An additional advantage in gymnastics is an increasing level of flexibility. This can be an effective aid in the reduction of injury by preventing people from forcing a limb to an overextended position. By learning movements and combining them in a routine, gymnasts often attain greater flexibility and greater control of the body.

To add to all of that, a 2001 study conducted by researchers at the Robert Wood Johnson Medical School and the University of Medicine & Dentistry of New Jersey also indicated that children who participated in physical activity like gymnastics were likely to have better self-esteem and self-efficacy. They found that the more time children ages 10 to 16 spent being active, the higher they reported having self-efficacy and self-esteem.

The American Heart Association recommends children take part in 60 minutes of physical activity per day. Therefore, participating in gymnastics would help kids meet these exercise recommendations and will likely raise those kids’ feelings of being amazing! Gymnastics can help maintain a healthy body weight, which is also key to preventing many health conditions such as asthma, cancer, obesity, heart disease and diabetes.

Those are just some of the benefits kids get with the gymnast life, but let’s not forget about the other side of this discussion. Many people who have been around gymnastics can also attest to the negatives that come with the lifestyle as much as they can about the positives. So let us mention those so we have a full picture.


Right from the beginning it must be mentioned that sustaining an injury is one of the largest cons of participating in gymnastics. A study, conducted by researchers in the Center for Injury Research and Policy (CIRP) at The Research Institute at Nationwide Children’s Hospital, examined information on children 6 to 17 years of age who were treated in hospital emergency departments for gymnastics-related injuries between 1990 and 2005. According to its findings, on average nearly 27,000 injuries are reported each year. To go one step further, the likelihood of being injured while doing gymnastics is 4.8% per 1,000 gymnasts, and those between the ages of 12 and 17 had the highest rate of injury at 7.4% per 1,000 gymnasts.

Another reported issue was that children who take gymnastics training at a young age are no longer allowed to simply be children. Training can take up a good deal of their time so they don’t often have the luxury of free play. According to the American Academy of Pediatrics, a child may experience feelings of failure and frustration when the demands of the sport exceed their cognitive and physical development.

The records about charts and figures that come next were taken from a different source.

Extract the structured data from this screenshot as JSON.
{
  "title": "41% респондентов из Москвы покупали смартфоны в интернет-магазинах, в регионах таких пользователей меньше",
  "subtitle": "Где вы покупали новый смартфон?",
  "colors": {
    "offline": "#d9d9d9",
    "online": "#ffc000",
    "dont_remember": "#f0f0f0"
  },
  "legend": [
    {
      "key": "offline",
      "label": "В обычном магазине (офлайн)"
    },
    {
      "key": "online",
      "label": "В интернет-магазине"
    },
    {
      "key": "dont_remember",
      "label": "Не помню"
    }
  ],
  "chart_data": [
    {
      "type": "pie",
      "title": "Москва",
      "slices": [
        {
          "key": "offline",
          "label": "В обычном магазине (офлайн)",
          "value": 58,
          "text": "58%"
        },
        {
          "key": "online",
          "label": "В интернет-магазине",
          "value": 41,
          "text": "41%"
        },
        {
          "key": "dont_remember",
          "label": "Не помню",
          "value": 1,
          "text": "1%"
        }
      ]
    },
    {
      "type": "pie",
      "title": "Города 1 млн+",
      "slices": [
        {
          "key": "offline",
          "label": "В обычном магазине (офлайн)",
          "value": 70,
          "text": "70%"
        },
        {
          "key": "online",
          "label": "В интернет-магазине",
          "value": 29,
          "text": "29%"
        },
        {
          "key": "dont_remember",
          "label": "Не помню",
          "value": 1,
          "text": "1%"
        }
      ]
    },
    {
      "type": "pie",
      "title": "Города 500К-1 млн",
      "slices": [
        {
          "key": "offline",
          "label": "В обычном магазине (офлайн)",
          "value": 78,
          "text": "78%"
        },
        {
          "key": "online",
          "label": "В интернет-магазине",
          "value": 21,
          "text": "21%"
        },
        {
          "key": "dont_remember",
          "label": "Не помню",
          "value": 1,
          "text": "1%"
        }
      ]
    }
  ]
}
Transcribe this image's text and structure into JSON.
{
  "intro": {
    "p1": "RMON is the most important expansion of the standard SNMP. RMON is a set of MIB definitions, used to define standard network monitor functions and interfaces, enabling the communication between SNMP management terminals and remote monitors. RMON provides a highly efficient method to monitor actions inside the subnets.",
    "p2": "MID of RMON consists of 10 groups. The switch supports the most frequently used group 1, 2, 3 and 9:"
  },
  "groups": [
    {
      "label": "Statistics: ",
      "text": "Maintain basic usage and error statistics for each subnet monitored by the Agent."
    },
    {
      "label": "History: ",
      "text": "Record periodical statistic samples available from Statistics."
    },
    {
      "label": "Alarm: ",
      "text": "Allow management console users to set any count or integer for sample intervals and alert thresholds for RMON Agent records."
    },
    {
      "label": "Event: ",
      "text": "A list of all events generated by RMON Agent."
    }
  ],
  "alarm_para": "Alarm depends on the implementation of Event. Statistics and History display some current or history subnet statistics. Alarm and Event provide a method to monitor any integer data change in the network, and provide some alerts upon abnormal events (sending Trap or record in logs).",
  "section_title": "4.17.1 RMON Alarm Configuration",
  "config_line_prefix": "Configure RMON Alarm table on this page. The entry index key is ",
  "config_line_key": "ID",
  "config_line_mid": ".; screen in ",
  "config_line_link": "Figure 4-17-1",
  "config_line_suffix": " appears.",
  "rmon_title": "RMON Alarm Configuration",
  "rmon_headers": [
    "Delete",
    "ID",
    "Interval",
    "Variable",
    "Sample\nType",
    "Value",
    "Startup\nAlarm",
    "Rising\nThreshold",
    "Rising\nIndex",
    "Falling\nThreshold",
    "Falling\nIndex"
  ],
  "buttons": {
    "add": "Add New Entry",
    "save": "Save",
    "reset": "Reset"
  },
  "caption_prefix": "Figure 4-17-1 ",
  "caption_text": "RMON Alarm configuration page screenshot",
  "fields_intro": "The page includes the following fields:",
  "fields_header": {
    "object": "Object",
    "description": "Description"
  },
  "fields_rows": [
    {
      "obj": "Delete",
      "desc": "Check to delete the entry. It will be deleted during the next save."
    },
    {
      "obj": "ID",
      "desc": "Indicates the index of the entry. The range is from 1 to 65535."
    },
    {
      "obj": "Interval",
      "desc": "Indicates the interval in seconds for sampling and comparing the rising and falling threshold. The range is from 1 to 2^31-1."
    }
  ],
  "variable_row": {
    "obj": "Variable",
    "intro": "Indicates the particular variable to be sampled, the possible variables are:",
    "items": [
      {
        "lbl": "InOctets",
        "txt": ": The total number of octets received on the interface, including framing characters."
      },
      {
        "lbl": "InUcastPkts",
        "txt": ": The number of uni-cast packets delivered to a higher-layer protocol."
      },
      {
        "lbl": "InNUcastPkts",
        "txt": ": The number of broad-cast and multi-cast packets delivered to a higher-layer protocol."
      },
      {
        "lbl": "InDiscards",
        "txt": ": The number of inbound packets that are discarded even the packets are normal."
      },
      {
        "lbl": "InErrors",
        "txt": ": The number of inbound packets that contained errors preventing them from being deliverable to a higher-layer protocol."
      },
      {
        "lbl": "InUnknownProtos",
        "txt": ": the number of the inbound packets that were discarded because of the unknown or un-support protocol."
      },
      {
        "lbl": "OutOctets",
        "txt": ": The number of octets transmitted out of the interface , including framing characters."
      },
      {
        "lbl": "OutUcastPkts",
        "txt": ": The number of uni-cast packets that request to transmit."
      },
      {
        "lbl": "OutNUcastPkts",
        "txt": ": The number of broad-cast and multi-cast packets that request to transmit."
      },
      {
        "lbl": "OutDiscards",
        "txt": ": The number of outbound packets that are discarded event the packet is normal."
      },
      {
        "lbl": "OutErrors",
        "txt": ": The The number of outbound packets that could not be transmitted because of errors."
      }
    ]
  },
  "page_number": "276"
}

Extreme dieting may be another serious hazard to young children due to the pressure to stay small in gymnastics. This can lead to eating disorders and stunted growth which can also have lasting, psychological effects on preteen and teen. In a 1992 NCAA survey, 51% of the gymnastics programs that responded reported eating disorders among its team members, a far greater percentage than in any other sport.

Parents who may be considering gymnastics for their children often worry that there may be a relationship between gymnastics and delayed physical development. The International Gymnastics Federation believes that if there is a relationship between gymnastics and delayed growth, it is likely related to intense and repeated physical effort.
Many studies have shown that intense physical activity causes changes in the release of hormones that control growth. Physical signs of this include small stature, delayed bone growth, delayed onset of menses, and menstrual disorders.

However, while some studies have focused specifically on gymnastics, others have not found any difference between the effects of gymnastics and other sports in general. Although gymnastics is often singled out, any sport can cause growth delays and postpone maturity, depending on the intensity at which the child trains.

So there you have it. As always please consult with a health care professional before making any medically related decisions and good luck on creating the next or first Olympic gymnast in the family.